Police Authority bows out and says: ‘We’ve all done very well’

🕔19.Nov 2012

The final West Midlands Police Authority meeting lasted barely an hour and was marked by a defiant self-congratulatory tone among members who praised their efforts in cutting crime and facing up to difficult issues of heightened community tension in Birmingham.

After 17 years in its present form, the Authority is being disbanded to make way for Police and Crime Commissioner Bob Jones who formally moves into the hot seat this Thursday.

Mr Jones, a Labour city councillor in Wolverhampton, was an ordinary member of the public at the final meeting of the Authority he has served on for two decades.

He takes over at a difficult time for West Midlands Police, which has to find £120 million in Government savings.

The force has set out plans to lose 1,850 employees, including 1,060 police officers, 20 police community support officers and 770 civilian staff. However, Mr Jones expects to begin recruiting police officers for the first time in four years during 2013-14.

Asked to say a few words he shook the Chief Constable’s hand and repeated promises to ensure greater community involvement in deciding crime-fighting priorities.

Predictably, Mr Jones faced an immediate challenge from the Police Federation.

The organisation, which is the closest police of non-officer rank have to a trade union, demanded to know what the new Commissioner’s priorities would be.

West Midlands Police Federation chairman Ian Edwards said: “We would like to congratulate Mr Jones on his election. We want to meet him as soon as possible and look forward to working with him.

“He takes on this role at a critical time for policing. The Government’s 20 per cent cuts to policing budgets are starting to bite and are affecting front-line services.

“Police officers do not understand why policing is facing such harsh cuts when overseas aid spending has been increased by 34 per cent. The Government’s first duty has to be the safety of its own citizens.

“We want to discuss our concerns with the new PCC and find a way to work together to help protect our police service and therefore our communities.”

Although the police authority has come in for some criticism in the past two years, notably over the public relations disaster of Project Champion which involved placing scores of CCTV cameras and vehicle identification equipment in mainly Muslim areas of Birmingham, members were in no mood to apologise.

Vice-chairman Diana Holl-Allen echoed Chief Constable Chris Sims in declaring that West Midlands Police force  had learnt valuable lessons from Project Champion and was all the better for it.

Mr Sims told members they should be proud of their achievements.
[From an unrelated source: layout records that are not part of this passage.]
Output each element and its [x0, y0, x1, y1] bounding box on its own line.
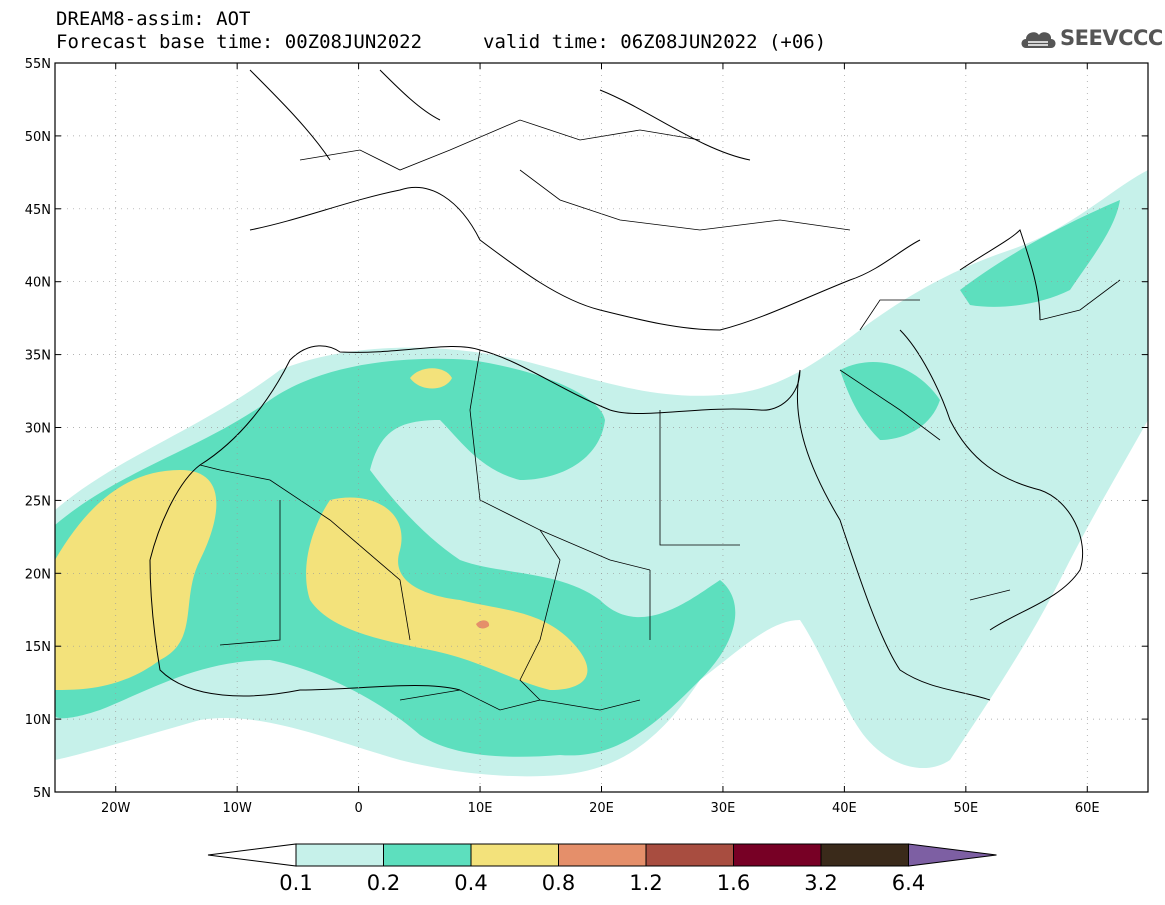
- longitude-labels: 20W 10W 0 10E 20E 30E 40E 50E 60E: [101, 801, 1100, 816]
- lon-label: 0: [354, 801, 362, 816]
- lat-label: 45N: [25, 203, 51, 218]
- colorbar-under-arrow: [207, 843, 297, 867]
- lon-label: 10W: [222, 801, 252, 816]
- lat-label: 15N: [25, 640, 51, 655]
- colorbar-label: 1.2: [629, 871, 663, 895]
- graticule: [55, 63, 1148, 792]
- lat-label: 50N: [25, 130, 51, 145]
- lat-label: 20N: [25, 567, 51, 582]
- colorbar-label: 0.1: [279, 871, 313, 895]
- aot-level-0.4-tunisia: [410, 368, 452, 389]
- forecast-base-time: Forecast base time: 00Z08JUN2022: [56, 31, 423, 53]
- lat-label: 30N: [25, 422, 51, 437]
- lat-label: 5N: [33, 786, 51, 801]
- lon-label: 20W: [101, 801, 131, 816]
- colorbar: [207, 843, 997, 867]
- lon-label: 40E: [832, 801, 857, 816]
- colorbar-label: 1.6: [716, 871, 751, 895]
- aot-level-0.8: [476, 620, 490, 629]
- aot-shading: [55, 170, 1148, 777]
- aot-level-0.4-west: [55, 470, 217, 690]
- colorbar-over-arrow: [908, 843, 997, 867]
- colorbar-swatch: [645, 843, 734, 867]
- lon-label: 20E: [589, 801, 614, 816]
- axis-ticks: [55, 62, 1148, 793]
- lat-label: 55N: [25, 57, 51, 72]
- lat-label: 35N: [25, 349, 51, 364]
- country-borders: [199, 119, 1121, 711]
- aot-level-0.4-central: [306, 497, 588, 690]
- latitude-labels: 55N 50N 45N 40N 35N 30N 25N 20N 15N 10N 5N: [25, 57, 51, 801]
- cloud-icon: [1021, 32, 1056, 48]
- logo-text: SEEVCCC: [1060, 26, 1163, 50]
- colorbar-label: 0.4: [454, 871, 488, 895]
- lat-label: 25N: [25, 494, 51, 509]
- lat-label: 40N: [25, 276, 51, 291]
- colorbar-swatch: [558, 843, 647, 867]
- lon-label: 10E: [468, 801, 493, 816]
- colorbar-label: 0.2: [366, 871, 401, 895]
- colorbar-swatch: [733, 843, 822, 867]
- aot-level-0.2-caspian: [960, 200, 1120, 307]
- seevccc-logo: SEEVCCC: [1018, 24, 1163, 56]
- valid-time: valid time: 06Z08JUN2022 (+06): [483, 31, 827, 53]
- colorbar-swatch: [295, 843, 384, 867]
- coastlines: [149, 69, 1084, 701]
- colorbar-swatch: [470, 843, 559, 867]
- colorbar-swatch: [820, 843, 909, 867]
- colorbar-label: 0.8: [541, 871, 576, 895]
- colorbar-swatch: [383, 843, 472, 867]
- aot-level-0.2-iraq: [840, 361, 940, 440]
- lat-label: 10N: [25, 713, 51, 728]
- map-title: DREAM8-assim: AOT: [56, 8, 251, 30]
- colorbar-label: 3.2: [804, 871, 838, 895]
- colorbar-label: 6.4: [891, 871, 926, 895]
- lon-label: 30E: [711, 801, 736, 816]
- lon-label: 50E: [953, 801, 978, 816]
- lon-label: 60E: [1075, 801, 1100, 816]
Crime in the region has halved since 1995 and the latest figures record the sharpest fall in reported crime during the past year of any force in the country, he added.

The Chief Constable described the Birmingham city centre riots of 2011 as a “seminal moment” for the force and the police authority in leading to closer working relationships with communities.

Mr Jones is expected to highlight his immediate priorities later this week, with the abandonment of controversial privatisation plans at the top of the agenda.

He will scrap the Business Partnering for Police programme which had shortlisted several firms deemed capable of taking responsibility for delivering non-operational matters. The scheme, which was being worked upon in conjunction with Surrey Police, would have transferred work such as guarding crime scenes and monitoring CCTV cameras to the private sector.

West Midlands Police, Surrey Police and the Home Office have spent £5 million between them on investigating the privatisation programme. Surrey Police announced it was pulling out earlier in the year.

Mr Jones said: “It’s a waste of money. We’ve spent enough on this already and I intend to stop it.”

He intends to announce the formation of a working party to investigate ways of improving police IT without travelling fully down the privatisation route. Mr Jones added: “There will be an option to use the private sector if that is best but we should do so under the direct control of the chief constable, not having private companies managing police officers and staff.”